The problem with peak adorable

You will have noticed by now that I don’t put up photos of our children’s faces. It was a decision we made before Hurricane was born – we would let our kids make their own decisions on how identifiable they want to be online. Funnily enough since BB has been studying cyber security and data privacy at Columbia she has probably overtaken me when it comes to cynicism about the internet.

Many of you will know I don’t have Facebook. I can’t fathom the admin of having to maintain a much better version of my life for public consumption. Too much effort. I did try Twitter for a week about 5 years ago and concluded there were only three types of users: corporates, journalists and self-righteous mugs. I have to deal with all of those groups in my day job as it is. A kidney stone would be preferable to taking them home with me.

Anyway, that whole preamble is just to explain that since most of you don’t know exactly what Hurricane and Chaos look like, you have to take my word that they are very cute kids. I reckon peak adorable hits between 18 months and 3 years for most little people, so don’t panic if you’ve popped out a mole rat. Best they be ugly early when everyone will say they’re beautiful regardless. Even I know to say nothing in the face of the obvious when it comes to newborns.

There is something about that 18 month period where everything aligns – cute little voices and mannerisms to go with a sweet elfish appearance. Hurricane is now beyond this point. His transition to little man is well advanced. His sister however, is at the peak of her powers.

There are two reasons why I try to avoid taking the pair of them to the supermarket. The first is that Hurricane will start doing laps of the aisles, normally in bare feet. For some reason that freaks people out here. The laps are just annoying, though when shoppers realise it’s Dad in charge they resign themselves to the fact that I don’t care enough to stop him. It’s the bare feet New Yorkers can’t handle. Maybe it’s a hangover from the 80s when heroin needles were as prolific as pennies.

The second, and primary, reason for avoiding the supermarket is that I can’t get down an aisle without a middle aged woman wanting to stop me to talk about how adorable Chaos is. With Hurricane they see his bare feet and write him off as a Gypsy child, but I could dress Chaos in a potato sack and she would still reel them in.

Thank you yes she is a gorgeous little lady. She’s nearly two. Oh wow you have grandkids do you. That’s lovely. Michael and Maria. Those are nice names. They’re at school, oh which one? Where is that? That’s nice. Smart kids then. No close though, New Zealand. Where did they travel to? Oh no Tasmania is in Australia. It looks a bit like New Zealand though.
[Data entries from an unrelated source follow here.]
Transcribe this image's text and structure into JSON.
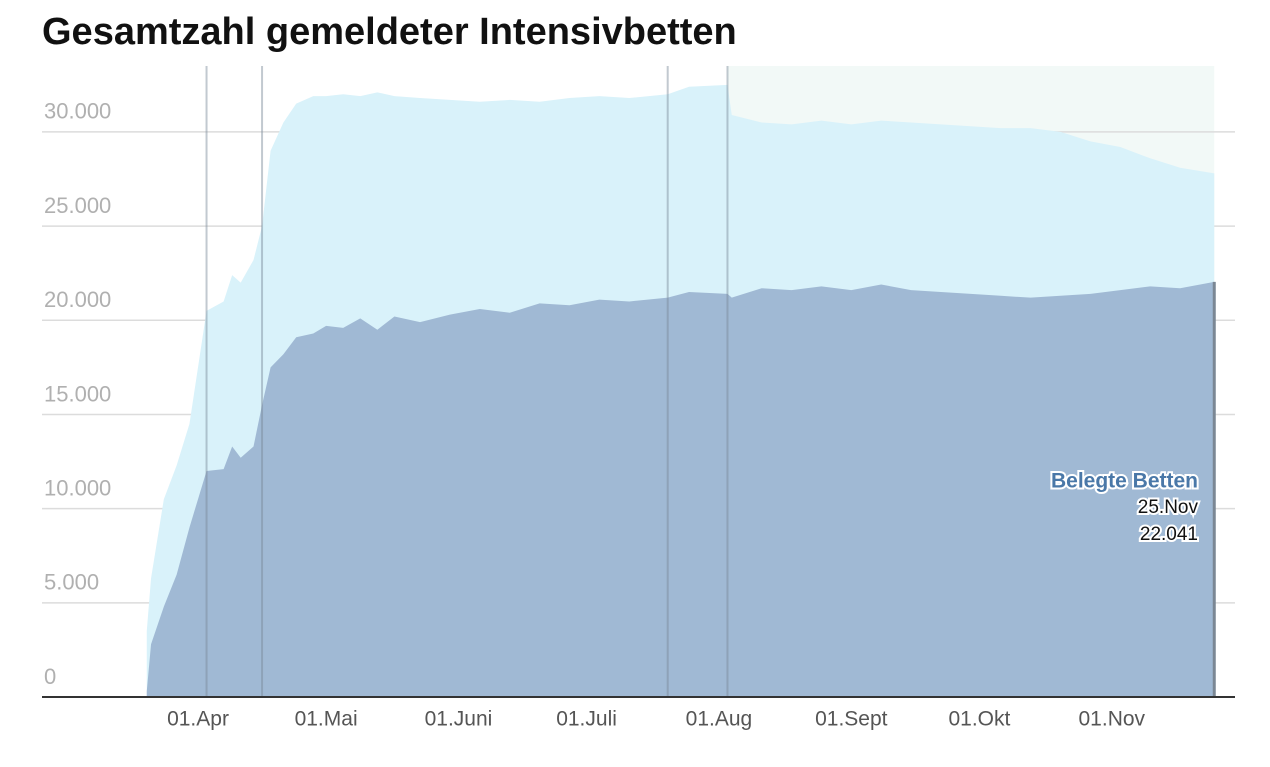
{
  "chart_data": {
    "type": "area",
    "title": "Gesamtzahl gemeldeter Intensivbetten",
    "x": [
      "03-20",
      "03-21",
      "03-24",
      "03-27",
      "03-30",
      "04-01",
      "04-03",
      "04-07",
      "04-09",
      "04-11",
      "04-14",
      "04-16",
      "04-18",
      "04-21",
      "04-24",
      "04-28",
      "05-01",
      "05-05",
      "05-09",
      "05-13",
      "05-17",
      "05-23",
      "05-30",
      "06-06",
      "06-13",
      "06-20",
      "06-27",
      "07-04",
      "07-11",
      "07-20",
      "07-25",
      "08-03",
      "08-04",
      "08-11",
      "08-18",
      "08-25",
      "09-01",
      "09-08",
      "09-15",
      "09-22",
      "09-29",
      "10-06",
      "10-13",
      "10-20",
      "10-27",
      "11-03",
      "11-10",
      "11-17",
      "11-25"
    ],
    "series": [
      {
        "color": "#d9f2fa",
        "values": [
          3500,
          6300,
          10500,
          12300,
          14500,
          17500,
          20500,
          21000,
          22400,
          22000,
          23200,
          25000,
          29000,
          30500,
          31500,
          31900,
          31900,
          32000,
          31900,
          32100,
          31900,
          31800,
          31700,
          31600,
          31700,
          31600,
          31800,
          31900,
          31800,
          32000,
          32400,
          32500,
          30900,
          30500,
          30400,
          30600,
          30400,
          30600,
          30500,
          30400,
          30300,
          30200,
          30200,
          30000,
          29500,
          29200,
          28600,
          28100,
          27800
        ]
      },
      {
        "name": "Belegte Betten",
        "color": "#a0b9d4",
        "values": [
          300,
          2800,
          4800,
          6500,
          9000,
          10500,
          12000,
          12100,
          13300,
          12700,
          13300,
          15500,
          17500,
          18200,
          19100,
          19300,
          19700,
          19600,
          20100,
          19500,
          20200,
          19900,
          20300,
          20600,
          20400,
          20900,
          20800,
          21100,
          21000,
          21200,
          21500,
          21400,
          21200,
          21700,
          21600,
          21800,
          21600,
          21900,
          21600,
          21500,
          21400,
          21300,
          21200,
          21300,
          21400,
          21600,
          21800,
          21700,
          22041
        ]
      }
    ],
    "annotation": {
      "date": "25.Nov",
      "value_label": "22.041"
    },
    "vlines": [
      "04-03",
      "04-16",
      "07-20",
      "08-03"
    ],
    "ylim": [
      0,
      33500
    ],
    "yticks": [
      0,
      {
        "value": 5000,
        "label": "5.000"
      },
      {
        "value": 10000,
        "label": "10.000"
      },
      {
        "value": 15000,
        "label": "15.000"
      },
      {
        "value": 20000,
        "label": "20.000"
      },
      {
        "value": 25000,
        "label": "25.000"
      },
      {
        "value": 30000,
        "label": "30.000"
      }
    ],
    "xticks": [
      {
        "value": "04-01",
        "label": "01.Apr"
      },
      {
        "value": "05-01",
        "label": "01.Mai"
      },
      {
        "value": "06-01",
        "label": "01.Juni"
      },
      {
        "value": "07-01",
        "label": "01.Juli"
      },
      {
        "value": "08-01",
        "label": "01.Aug"
      },
      {
        "value": "09-01",
        "label": "01.Sept"
      },
      {
        "value": "10-01",
        "label": "01.Okt"
      },
      {
        "value": "11-01",
        "label": "01.Nov"
      }
    ],
    "grid": true
  }
}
You should definitely travel there. Go to the South Island. Yes well the grandkids will still be here. Tell them to get a nanny. Hahaha.

And on it goes.

Same conversation, over and over. You see I’ve come to realise that Chaos’ adorability provides women with an opening to come and talk to me about themselves. And yes I mean women exclusively. Men don’t approach strangers to talk about their kids.

And herein lies the problem. Every parent of small children knows that taking them with you to the supermarket requires courage and quick feet. They are little sticks of dynamite with lit wicks. You would think anyone with parental experience would know this and assist your need for the mission to run smoothly. But there is this thing called post-parental amnesia. Having survived raising children, people forget what it is like.
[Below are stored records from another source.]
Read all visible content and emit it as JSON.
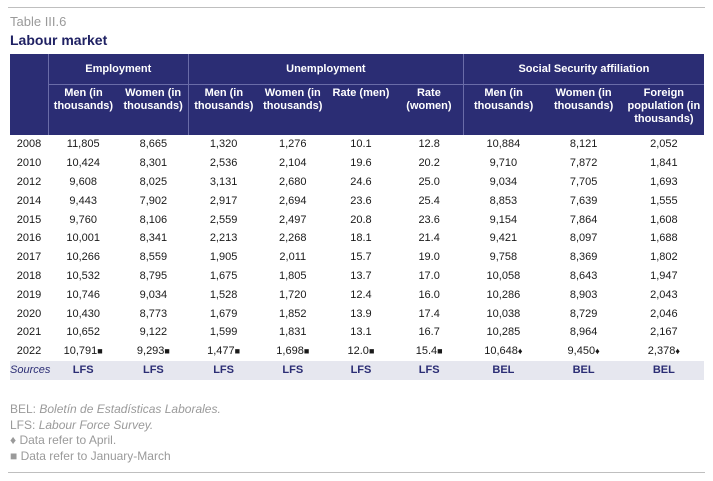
{
  "table_number": "Table III.6",
  "title": "Labour market",
  "groups": {
    "employment": "Employment",
    "unemployment": "Unemployment",
    "social_security": "Social Security affiliation"
  },
  "columns": [
    "Men (in thousands)",
    "Women (in thousands)",
    "Men (in thousands)",
    "Women (in thousands)",
    "Rate (men)",
    "Rate (women)",
    "Men (in thousands)",
    "Women (in thousands)",
    "Foreign population (in thousands)"
  ],
  "rows": [
    {
      "year": "2008",
      "values": [
        "11,805",
        "8,665",
        "1,320",
        "1,276",
        "10.1",
        "12.8",
        "10,884",
        "8,121",
        "2,052"
      ]
    },
    {
      "year": "2010",
      "values": [
        "10,424",
        "8,301",
        "2,536",
        "2,104",
        "19.6",
        "20.2",
        "9,710",
        "7,872",
        "1,841"
      ]
    },
    {
      "year": "2012",
      "values": [
        "9,608",
        "8,025",
        "3,131",
        "2,680",
        "24.6",
        "25.0",
        "9,034",
        "7,705",
        "1,693"
      ]
    },
    {
      "year": "2014",
      "values": [
        "9,443",
        "7,902",
        "2,917",
        "2,694",
        "23.6",
        "25.4",
        "8,853",
        "7,639",
        "1,555"
      ]
    },
    {
      "year": "2015",
      "values": [
        "9,760",
        "8,106",
        "2,559",
        "2,497",
        "20.8",
        "23.6",
        "9,154",
        "7,864",
        "1,608"
      ]
    },
    {
      "year": "2016",
      "values": [
        "10,001",
        "8,341",
        "2,213",
        "2,268",
        "18.1",
        "21.4",
        "9,421",
        "8,097",
        "1,688"
      ]
    },
    {
      "year": "2017",
      "values": [
        "10,266",
        "8,559",
        "1,905",
        "2,011",
        "15.7",
        "19.0",
        "9,758",
        "8,369",
        "1,802"
      ]
    },
    {
      "year": "2018",
      "values": [
        "10,532",
        "8,795",
        "1,675",
        "1,805",
        "13.7",
        "17.0",
        "10,058",
        "8,643",
        "1,947"
      ]
    },
    {
      "year": "2019",
      "values": [
        "10,746",
        "9,034",
        "1,528",
        "1,720",
        "12.4",
        "16.0",
        "10,286",
        "8,903",
        "2,043"
      ]
    },
    {
      "year": "2020",
      "values": [
        "10,430",
        "8,773",
        "1,679",
        "1,852",
        "13.9",
        "17.4",
        "10,038",
        "8,729",
        "2,046"
      ]
    },
    {
      "year": "2021",
      "values": [
        "10,652",
        "9,122",
        "1,599",
        "1,831",
        "13.1",
        "16.7",
        "10,285",
        "8,964",
        "2,167"
      ]
    },
    {
      "year": "2022",
      "values": [
        "10,791",
        "9,293",
        "1,477",
        "1,698",
        "12.0",
        "15.4",
        "10,648",
        "9,450",
        "2,378"
      ],
      "markers": [
        "■",
        "■",
        "■",
        "■",
        "■",
        "■",
        "♦",
        "♦",
        "♦"
      ]
    }
  ],
  "sources_label": "Sources",
  "sources": [
    "LFS",
    "LFS",
    "LFS",
    "LFS",
    "LFS",
    "LFS",
    "BEL",
    "BEL",
    "BEL"
  ],
  "notes": {
    "bel_abbr": "BEL:",
    "bel_full": "Boletín de Estadísticas Laborales.",
    "lfs_abbr": "LFS:",
    "lfs_full": "Labour Force Survey.",
    "april": "♦ Data refer to April.",
    "jan_march": "■ Data refer to January-March"
  }
}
By stopping me in conversation these well-meaning women have just cut my wick in half. So while on the surface I’ve engaged auto-pilot to politely navigate some benign chit-chat, what I’m thinking is:

Hurricane, be cool man. Stay in sight. No don’t touch that. Crap he’s off. Don’t fight the straps Chaos. Just chill. You can hold on. Oh no she’s losing it. I’m going to have to let her out. But if I let her out it’s over. I can’t let her out. Dammit she ate the raisins already. I should have packed an apple. Would they think I stole the apple? Maybe. Probably. It was smart of Countdown to give away free fruit to kids, but man I hate Countdown. Horrible place to shop. Though people leave you alone in there. Probably because they all hate it and just want to get out. I still need to get toilet paper. He’s in the ice cream section. This just went pear. Ok I’m going to start walking now. That’s your signal this conversation is over. You can stop talking now. I’m going to walk faster.

Yes I’m partially responsible for the fact Chaos is adorable. If you like, you can say so as you walk past and I will smile and genuinely say thank you. If you want to talk sport, or politics, or beer, or food, or anything other than your kids or grandkids or how New Zealand is a state of Australia, I would probably ignore Hurricane terrorising the apple stacks for a few more minutes purely out of shock that such topics are being aired.

But we both know that’s not what you want to talk about, and that you will be oblivious to your role in the war that’s about to kick off. So forgive me for ignoring you, but it’s better I get in and out of dodge before someone calls child welfare to deal with the barefooted Gypsy boy.